The European Commission made legal proposals in July to let governments to make their own decisions on the controversial crops, in a bid to break a longstanding EU deadlock on new GM product approvals.

But a new opinion from the EU Council of Ministers' legal service could deal a fatal blow to the plans, after several EU governments already expressed fears that the draft law risks breaching World Trade Organisation (WTO) rules.

"Everything to do with WTO compatibility in the legal opinion is not positive at all," one EU source told Reuters.

A key concern raised by the legal experts is how governments would justify a cultivation ban after the Commission had ruled out environmental or health grounds for prohibitions.

"Economic arguments cannot be relied upon ... so the obvious remaining candidate would therefore be ethical reasons," the opinion stated, according to an EU official.

But ethical arguments are unlikely to be accepted by the WTO or the European courts as grounds for a ban, as livestock farmers in most EU countries already feed animals with imported GM products, thus undermining the argument, the opinion added.

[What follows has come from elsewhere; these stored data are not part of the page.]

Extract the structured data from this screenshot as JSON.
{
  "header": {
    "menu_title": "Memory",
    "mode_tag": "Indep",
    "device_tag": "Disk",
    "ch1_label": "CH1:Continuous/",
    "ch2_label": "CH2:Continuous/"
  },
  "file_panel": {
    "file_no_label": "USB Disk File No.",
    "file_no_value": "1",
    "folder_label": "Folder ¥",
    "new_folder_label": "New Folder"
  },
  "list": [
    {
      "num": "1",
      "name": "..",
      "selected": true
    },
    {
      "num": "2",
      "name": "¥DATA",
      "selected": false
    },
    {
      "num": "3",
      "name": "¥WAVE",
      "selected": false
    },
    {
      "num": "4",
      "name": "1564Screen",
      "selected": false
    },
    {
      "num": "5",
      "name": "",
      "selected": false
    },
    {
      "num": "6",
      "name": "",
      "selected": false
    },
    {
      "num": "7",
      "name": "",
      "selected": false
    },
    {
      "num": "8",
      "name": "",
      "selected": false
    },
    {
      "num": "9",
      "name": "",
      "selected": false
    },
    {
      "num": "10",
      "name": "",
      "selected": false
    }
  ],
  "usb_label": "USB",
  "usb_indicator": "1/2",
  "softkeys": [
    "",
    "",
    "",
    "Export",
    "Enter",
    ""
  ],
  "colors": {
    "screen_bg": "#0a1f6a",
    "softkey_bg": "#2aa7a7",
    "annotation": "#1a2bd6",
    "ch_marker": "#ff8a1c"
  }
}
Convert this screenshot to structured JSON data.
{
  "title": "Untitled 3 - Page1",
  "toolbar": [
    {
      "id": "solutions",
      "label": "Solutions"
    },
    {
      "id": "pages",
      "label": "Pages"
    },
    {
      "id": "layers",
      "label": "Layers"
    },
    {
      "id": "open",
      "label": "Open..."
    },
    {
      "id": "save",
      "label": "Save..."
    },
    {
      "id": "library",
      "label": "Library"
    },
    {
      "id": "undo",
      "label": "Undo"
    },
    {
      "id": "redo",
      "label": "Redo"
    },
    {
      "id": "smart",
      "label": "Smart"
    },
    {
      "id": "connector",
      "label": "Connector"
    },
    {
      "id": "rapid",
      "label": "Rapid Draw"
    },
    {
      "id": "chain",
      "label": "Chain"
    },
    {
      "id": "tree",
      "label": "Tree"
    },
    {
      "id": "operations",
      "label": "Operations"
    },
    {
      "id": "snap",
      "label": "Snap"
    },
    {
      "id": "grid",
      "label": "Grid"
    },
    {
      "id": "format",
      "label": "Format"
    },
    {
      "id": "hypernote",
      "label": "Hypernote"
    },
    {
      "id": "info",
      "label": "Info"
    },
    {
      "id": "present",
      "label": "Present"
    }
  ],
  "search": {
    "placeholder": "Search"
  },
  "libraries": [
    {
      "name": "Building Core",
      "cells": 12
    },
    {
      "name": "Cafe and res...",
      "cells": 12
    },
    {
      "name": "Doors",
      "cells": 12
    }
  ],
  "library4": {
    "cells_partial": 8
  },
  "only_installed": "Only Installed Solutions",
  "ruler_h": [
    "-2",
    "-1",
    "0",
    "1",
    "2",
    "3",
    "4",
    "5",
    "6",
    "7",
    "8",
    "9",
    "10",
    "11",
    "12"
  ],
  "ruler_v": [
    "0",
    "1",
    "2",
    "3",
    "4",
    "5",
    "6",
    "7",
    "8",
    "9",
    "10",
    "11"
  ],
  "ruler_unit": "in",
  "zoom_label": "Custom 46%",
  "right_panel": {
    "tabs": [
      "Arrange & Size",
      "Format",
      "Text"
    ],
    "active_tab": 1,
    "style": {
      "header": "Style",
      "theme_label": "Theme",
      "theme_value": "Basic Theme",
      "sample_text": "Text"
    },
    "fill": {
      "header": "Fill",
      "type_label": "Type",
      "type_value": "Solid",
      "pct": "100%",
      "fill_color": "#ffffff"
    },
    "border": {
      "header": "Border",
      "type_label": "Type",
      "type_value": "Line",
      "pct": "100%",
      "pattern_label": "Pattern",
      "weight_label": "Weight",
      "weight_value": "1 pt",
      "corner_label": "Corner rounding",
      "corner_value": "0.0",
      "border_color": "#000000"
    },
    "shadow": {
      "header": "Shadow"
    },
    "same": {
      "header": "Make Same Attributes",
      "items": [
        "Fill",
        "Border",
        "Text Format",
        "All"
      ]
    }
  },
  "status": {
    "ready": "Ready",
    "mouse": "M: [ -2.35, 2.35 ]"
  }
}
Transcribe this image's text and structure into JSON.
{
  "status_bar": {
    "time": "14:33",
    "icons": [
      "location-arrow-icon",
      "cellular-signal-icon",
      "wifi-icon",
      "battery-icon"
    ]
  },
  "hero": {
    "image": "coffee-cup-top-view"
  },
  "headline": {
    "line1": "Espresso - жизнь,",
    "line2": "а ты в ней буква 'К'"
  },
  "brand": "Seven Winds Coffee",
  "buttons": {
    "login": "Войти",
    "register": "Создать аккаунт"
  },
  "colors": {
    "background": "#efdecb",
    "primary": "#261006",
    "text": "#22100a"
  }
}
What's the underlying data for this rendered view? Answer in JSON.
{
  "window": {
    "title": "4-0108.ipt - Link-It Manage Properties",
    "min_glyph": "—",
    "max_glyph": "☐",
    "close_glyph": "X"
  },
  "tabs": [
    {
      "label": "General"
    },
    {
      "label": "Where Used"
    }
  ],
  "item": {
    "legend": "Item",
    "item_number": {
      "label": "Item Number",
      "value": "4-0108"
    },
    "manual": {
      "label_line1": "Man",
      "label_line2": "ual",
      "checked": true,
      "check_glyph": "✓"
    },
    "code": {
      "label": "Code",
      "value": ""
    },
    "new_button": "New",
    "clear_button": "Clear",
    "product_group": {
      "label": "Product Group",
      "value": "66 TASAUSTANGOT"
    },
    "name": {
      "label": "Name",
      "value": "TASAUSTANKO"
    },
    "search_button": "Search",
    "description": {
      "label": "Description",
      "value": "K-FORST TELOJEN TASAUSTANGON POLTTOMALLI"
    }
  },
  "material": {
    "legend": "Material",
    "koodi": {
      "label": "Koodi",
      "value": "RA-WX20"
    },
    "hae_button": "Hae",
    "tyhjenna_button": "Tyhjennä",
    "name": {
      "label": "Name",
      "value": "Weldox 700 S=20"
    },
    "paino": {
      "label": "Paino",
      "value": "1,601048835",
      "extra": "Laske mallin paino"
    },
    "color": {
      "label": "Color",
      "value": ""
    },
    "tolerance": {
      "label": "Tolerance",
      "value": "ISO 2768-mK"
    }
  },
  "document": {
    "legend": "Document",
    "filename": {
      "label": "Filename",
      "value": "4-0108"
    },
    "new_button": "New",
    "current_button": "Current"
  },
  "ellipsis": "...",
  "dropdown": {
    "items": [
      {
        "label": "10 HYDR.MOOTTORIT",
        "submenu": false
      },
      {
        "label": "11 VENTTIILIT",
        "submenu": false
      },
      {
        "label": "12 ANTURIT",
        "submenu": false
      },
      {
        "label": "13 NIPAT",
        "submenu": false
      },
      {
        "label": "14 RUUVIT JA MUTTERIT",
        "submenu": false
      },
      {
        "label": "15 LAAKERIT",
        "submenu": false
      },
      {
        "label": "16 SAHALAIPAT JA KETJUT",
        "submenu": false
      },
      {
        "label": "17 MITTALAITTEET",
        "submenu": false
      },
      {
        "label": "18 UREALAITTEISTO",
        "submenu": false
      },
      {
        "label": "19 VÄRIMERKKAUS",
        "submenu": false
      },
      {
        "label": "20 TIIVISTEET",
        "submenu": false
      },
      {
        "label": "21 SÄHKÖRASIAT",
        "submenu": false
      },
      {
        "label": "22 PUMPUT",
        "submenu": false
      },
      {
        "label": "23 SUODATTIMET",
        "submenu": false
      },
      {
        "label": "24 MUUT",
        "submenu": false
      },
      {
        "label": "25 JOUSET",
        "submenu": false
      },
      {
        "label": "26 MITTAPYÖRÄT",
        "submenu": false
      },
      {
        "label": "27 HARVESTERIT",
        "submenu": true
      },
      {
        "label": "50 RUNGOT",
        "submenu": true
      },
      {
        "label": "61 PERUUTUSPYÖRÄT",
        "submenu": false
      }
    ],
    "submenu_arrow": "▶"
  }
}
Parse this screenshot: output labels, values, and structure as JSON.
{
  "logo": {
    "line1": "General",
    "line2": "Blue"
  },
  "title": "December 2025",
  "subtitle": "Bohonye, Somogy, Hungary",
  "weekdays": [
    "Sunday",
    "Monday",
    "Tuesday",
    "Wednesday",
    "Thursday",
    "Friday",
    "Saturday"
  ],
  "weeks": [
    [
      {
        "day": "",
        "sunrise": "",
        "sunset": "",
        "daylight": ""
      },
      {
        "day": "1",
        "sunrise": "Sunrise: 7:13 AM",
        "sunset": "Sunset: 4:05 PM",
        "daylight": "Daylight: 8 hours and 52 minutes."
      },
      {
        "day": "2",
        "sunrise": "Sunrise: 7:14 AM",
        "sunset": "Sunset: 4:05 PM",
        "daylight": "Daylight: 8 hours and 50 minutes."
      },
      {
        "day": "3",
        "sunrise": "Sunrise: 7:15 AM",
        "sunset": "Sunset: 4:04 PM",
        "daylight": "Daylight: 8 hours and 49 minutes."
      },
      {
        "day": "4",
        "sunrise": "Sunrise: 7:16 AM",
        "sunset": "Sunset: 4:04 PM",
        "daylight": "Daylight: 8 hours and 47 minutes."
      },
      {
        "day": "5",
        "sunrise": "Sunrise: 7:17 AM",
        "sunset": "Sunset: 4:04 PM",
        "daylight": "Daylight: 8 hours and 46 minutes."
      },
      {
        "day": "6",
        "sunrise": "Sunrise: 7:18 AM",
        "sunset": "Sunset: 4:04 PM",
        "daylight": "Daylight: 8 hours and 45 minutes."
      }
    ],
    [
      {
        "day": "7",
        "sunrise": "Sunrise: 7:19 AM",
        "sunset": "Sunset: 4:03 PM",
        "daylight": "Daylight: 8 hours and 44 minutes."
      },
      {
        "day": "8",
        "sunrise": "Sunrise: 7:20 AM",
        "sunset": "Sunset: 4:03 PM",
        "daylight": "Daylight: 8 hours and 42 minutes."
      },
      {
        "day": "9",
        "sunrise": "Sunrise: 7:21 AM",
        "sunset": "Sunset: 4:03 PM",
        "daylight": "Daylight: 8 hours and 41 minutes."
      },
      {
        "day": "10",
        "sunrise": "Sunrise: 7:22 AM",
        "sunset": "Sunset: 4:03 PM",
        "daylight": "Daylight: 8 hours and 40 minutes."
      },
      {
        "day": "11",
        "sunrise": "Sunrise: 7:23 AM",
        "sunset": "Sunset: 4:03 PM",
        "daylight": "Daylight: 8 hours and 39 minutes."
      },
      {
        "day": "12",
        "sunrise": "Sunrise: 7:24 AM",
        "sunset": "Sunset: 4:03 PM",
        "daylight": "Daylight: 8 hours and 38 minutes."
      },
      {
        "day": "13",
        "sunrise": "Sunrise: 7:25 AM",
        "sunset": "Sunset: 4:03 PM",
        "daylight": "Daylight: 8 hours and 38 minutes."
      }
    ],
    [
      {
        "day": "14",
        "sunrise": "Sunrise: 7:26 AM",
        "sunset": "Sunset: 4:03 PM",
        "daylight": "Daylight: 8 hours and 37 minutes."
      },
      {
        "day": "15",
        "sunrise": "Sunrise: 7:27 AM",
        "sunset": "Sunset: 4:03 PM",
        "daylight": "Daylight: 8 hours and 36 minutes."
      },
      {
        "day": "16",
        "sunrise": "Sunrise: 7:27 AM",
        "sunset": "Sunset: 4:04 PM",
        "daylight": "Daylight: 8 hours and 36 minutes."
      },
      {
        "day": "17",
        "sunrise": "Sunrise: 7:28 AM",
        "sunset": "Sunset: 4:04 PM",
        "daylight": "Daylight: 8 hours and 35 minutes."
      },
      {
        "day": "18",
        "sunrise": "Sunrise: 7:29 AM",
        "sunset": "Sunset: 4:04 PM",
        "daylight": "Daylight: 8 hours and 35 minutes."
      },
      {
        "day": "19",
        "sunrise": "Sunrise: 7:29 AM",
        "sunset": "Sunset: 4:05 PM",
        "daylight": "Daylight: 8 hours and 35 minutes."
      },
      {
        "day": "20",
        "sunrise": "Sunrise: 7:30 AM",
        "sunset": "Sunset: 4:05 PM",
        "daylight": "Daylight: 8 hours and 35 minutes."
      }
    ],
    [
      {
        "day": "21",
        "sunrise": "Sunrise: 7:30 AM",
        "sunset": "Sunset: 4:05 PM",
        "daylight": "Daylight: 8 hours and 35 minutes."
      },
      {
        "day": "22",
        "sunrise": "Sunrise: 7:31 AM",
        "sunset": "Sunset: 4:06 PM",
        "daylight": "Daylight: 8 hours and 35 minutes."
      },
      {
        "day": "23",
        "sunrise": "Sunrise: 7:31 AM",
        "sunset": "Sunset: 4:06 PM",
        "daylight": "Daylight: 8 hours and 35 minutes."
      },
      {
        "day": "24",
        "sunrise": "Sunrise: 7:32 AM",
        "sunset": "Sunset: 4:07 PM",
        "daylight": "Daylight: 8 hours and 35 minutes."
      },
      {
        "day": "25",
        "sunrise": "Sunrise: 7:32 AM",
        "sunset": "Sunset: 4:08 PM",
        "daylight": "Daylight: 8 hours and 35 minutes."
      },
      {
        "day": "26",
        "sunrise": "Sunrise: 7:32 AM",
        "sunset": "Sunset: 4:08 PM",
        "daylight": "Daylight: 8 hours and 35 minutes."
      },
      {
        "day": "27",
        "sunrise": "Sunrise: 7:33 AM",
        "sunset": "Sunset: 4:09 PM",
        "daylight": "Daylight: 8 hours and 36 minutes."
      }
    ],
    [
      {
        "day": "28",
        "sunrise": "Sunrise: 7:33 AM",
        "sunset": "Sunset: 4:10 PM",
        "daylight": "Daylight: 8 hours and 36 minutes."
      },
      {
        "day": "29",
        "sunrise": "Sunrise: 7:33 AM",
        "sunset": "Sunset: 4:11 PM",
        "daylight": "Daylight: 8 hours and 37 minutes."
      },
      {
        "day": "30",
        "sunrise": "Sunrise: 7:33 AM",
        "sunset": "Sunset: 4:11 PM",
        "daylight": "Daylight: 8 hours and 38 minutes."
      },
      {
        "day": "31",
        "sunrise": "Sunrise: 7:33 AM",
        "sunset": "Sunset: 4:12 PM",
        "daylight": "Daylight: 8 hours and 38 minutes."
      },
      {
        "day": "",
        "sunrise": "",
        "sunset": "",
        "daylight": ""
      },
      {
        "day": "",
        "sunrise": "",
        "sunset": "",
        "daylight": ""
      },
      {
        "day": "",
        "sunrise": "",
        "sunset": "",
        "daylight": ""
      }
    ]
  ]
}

As a result, national cultivation bans based on ethical criteria risk being either rejected by the European Courts or challenged in the WTO, the experts concluded.

The legal opinion will be presented to EU government experts in Brussels on Thursday, in a meeting that could confirm majority opposition to the plans among the bloc's 27 member states.

France, Italy and Spain have all expressed doubts over the Commission's plans and want decisions on GM cultivation to continue to be taken collectively at EU level.